Armani Privé opened Tuesday under an unmistakable shadow. For the first time in the 20-year history of his couture house, Giorgio Armani was not present in Paris to take his bow.

Days from his 91st birthday and following doctors’ advice after a recent hospital stay, Armani reportedly oversaw the Paris couture week show remotely from home, a moment of absence that lands heavily for a designer who has shaped every one of his brand’s collections since its founding.

The show’s theme, “Seductive Black,” played out with literal and symbolic force on the runway: black in myriad forms, from liquid velvet and lacquered silk to pavé crystals and flashes of gold. Even the models’ makeup followed suit, rendered in shades of gray.

For some in the front row, the relentless palette felt pointed. Guests quietly wondered if the choice of black was a coded message from the maestro himself.

This is not the first major show Armani has missed this season. Just weeks ago, he was forced to sit out Milan Fashion Week for the first time in the label’s history, following a brief hospitalization.

According to the brand, the absence was a precaution to save energy for his Paris couture appearance.

For decades, Armani — often referred to as “Re Giorgio,” or King George, in Italy — has been both the creative and business force behind one of fashion’s last great independent empires.

The Tuesday collection balanced tension and control. After an uncertain start, including velvet jodhpurs and stark crystalline seams, Armani’s familiar codes quickly emerged: tuxedo jackets transformed into evening gowns with plunging lapels and floating bow ties, tailored blazers worn on bare skin and military-inspired equestrian jackets paired with slim velvet pants.

Bursts of embroidery and colored feathers provided a balance from the monochrome.

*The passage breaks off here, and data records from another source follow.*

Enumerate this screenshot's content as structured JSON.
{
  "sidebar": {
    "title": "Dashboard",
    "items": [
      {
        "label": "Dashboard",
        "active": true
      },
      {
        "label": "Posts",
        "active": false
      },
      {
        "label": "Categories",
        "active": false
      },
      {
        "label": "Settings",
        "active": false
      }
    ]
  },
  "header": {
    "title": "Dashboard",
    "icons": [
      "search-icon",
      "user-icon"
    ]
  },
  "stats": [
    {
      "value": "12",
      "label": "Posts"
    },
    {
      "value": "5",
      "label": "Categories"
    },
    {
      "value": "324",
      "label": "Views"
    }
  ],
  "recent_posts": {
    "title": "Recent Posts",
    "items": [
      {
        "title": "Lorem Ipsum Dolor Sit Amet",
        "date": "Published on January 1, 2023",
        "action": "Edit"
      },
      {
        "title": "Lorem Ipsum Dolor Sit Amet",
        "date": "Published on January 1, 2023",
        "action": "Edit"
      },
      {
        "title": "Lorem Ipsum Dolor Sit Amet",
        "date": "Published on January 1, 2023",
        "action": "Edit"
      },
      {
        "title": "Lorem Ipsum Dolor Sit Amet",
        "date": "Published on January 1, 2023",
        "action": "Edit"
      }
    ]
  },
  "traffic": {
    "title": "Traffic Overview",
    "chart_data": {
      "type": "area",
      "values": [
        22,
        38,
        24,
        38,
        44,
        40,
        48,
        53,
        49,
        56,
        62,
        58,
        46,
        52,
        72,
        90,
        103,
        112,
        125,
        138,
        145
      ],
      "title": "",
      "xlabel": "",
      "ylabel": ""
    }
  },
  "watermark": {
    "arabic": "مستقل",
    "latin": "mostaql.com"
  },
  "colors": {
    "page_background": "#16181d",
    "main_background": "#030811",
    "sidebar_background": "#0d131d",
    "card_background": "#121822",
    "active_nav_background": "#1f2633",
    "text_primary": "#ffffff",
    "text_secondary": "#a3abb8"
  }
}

Armani’s recent absences have sent ripples through the industry. In a landscape dominated by conglomerates like LVMH and Kering, Armani remains the sole shareholder of his company, personally overseeing every collection for nearly 50 years. In 2024, Armani Group reported revenues of $2.5 billion, while Giorgio Armani’s personal fortune is estimated at $11–13 billion — even as the global luxury market faces headwinds.

Armani is widely credited with redefining men’s and women’s tailoring, pioneering gender-fluidity in fashion, and inventing celebrity red-carpet dressing, from Julia Roberts to Cate Blanchett. Yet the designer himself has acknowledged that age is now a reality to deal with and that pulling back could be a necessity.

Whether the monochrome collection was a deliberate metaphor or simply a showcase of discipline, “Seductive Black” felt personal — both a mood and a message, perhaps an understated nod to a master whose presence, even in absence, remains absolute.

As the show closed, the final bow belonged to the models alone. But Armani’s vision — uncompromising and unmistakably his — filled the room.